Tuesday, December 26, 2006

Australian Youth Take on Climate

In late November, the national founding summit of the Australian Youth Climate Change Coalition took place in Melbourne. 65 young people aged 15-30 attended, representing 30 different youth and youth-friendly organisations.

Sixty young people representing thirty-five organisations met to develop a joint approach to climate change, to ensure that government takes the issue seriously, rather than just making vague statements, launching token projects, and backing off from real action.

Conference organiser, Anna Rose, 23, said today that, "Global warming is the biggest threat my generation faces. We’ve come together here in Melbourne to create strategies to communicate the concerns we have to politicians and business to make sure they actually take some serious action before its too late”.

“Australia must sign Kyoto and commit to legally binding carbon emission reduction targets, rather than distractions like nuclear, geosequestration and ‘clean coal’. The fossilised government needs to invest in our future through renewable energy.”

Some of the diverse range of young people attending include students, representatives of local youth councils, environment groups, youth media makers, and young business professionals from every state.

"This summit aims to bring together youth representatives who care about climate change to make climate a mainstream issue for young people and send a message to governments that we aren’t impressed with rhetoric - we want change, and we want it now”, stated Simon Sheikh from the United Nations Youth Association.

The coalition organising the event are the Australian Student Environment Centre, GetUp!, United Nations Youth Association and OzGreen. The youth declaration drafted at the summit will be released on the official launch date of the coalition – World Kyoto Day, Feb 16th 2007 – once it has received organisational assent from the groups at the summit.

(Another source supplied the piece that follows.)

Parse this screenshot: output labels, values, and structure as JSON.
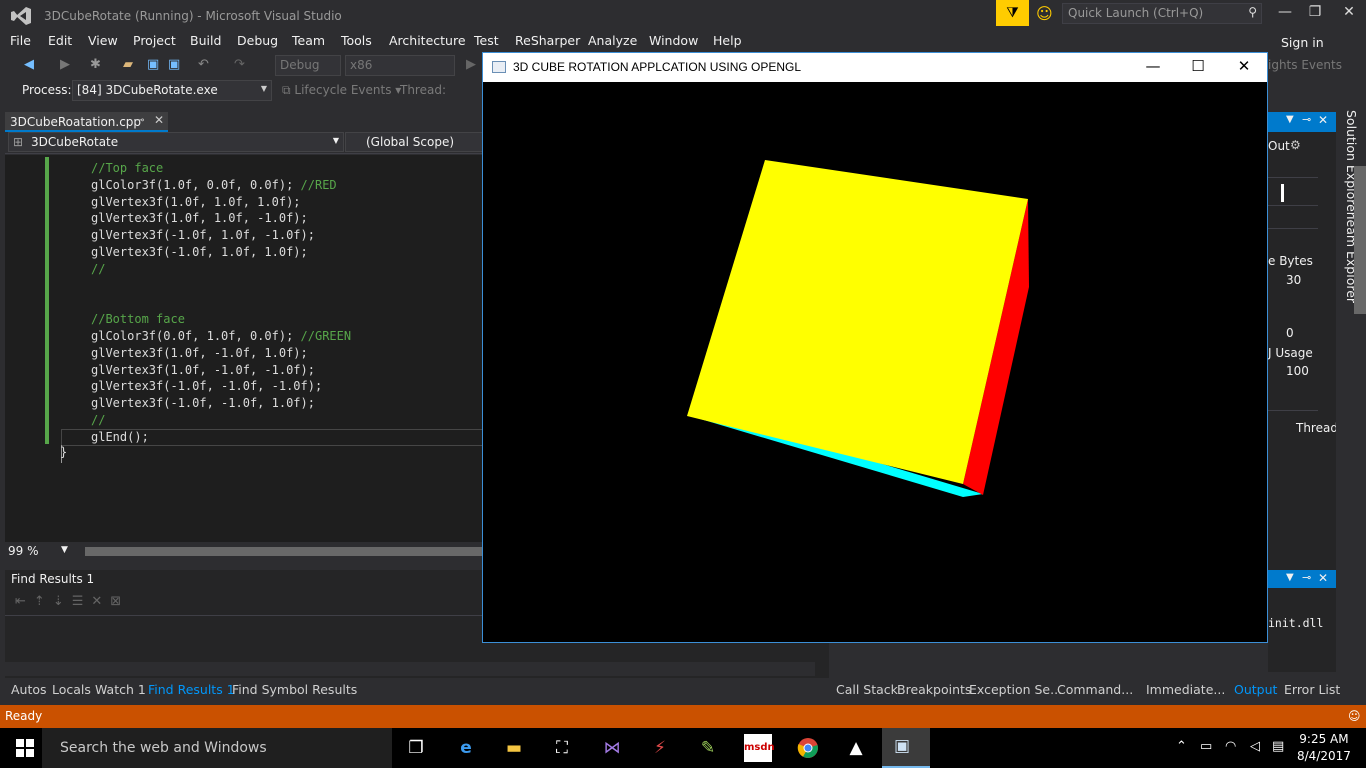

The five action priorities decided upon by the coalition are: (1) organising youth climate conferences; (2) a national day of youth mobilisation on climate change; (3) a schools and Universities strategy (such as expanding ASEN’s existing campus climate challenge); (4) an elections strategy (eg mobilising young people to enrol to vote and vote for climate-friendly candidates); (5) a ‘making caring about climate change cool’ pop culture campaign to educate and mobilise youth on the issue.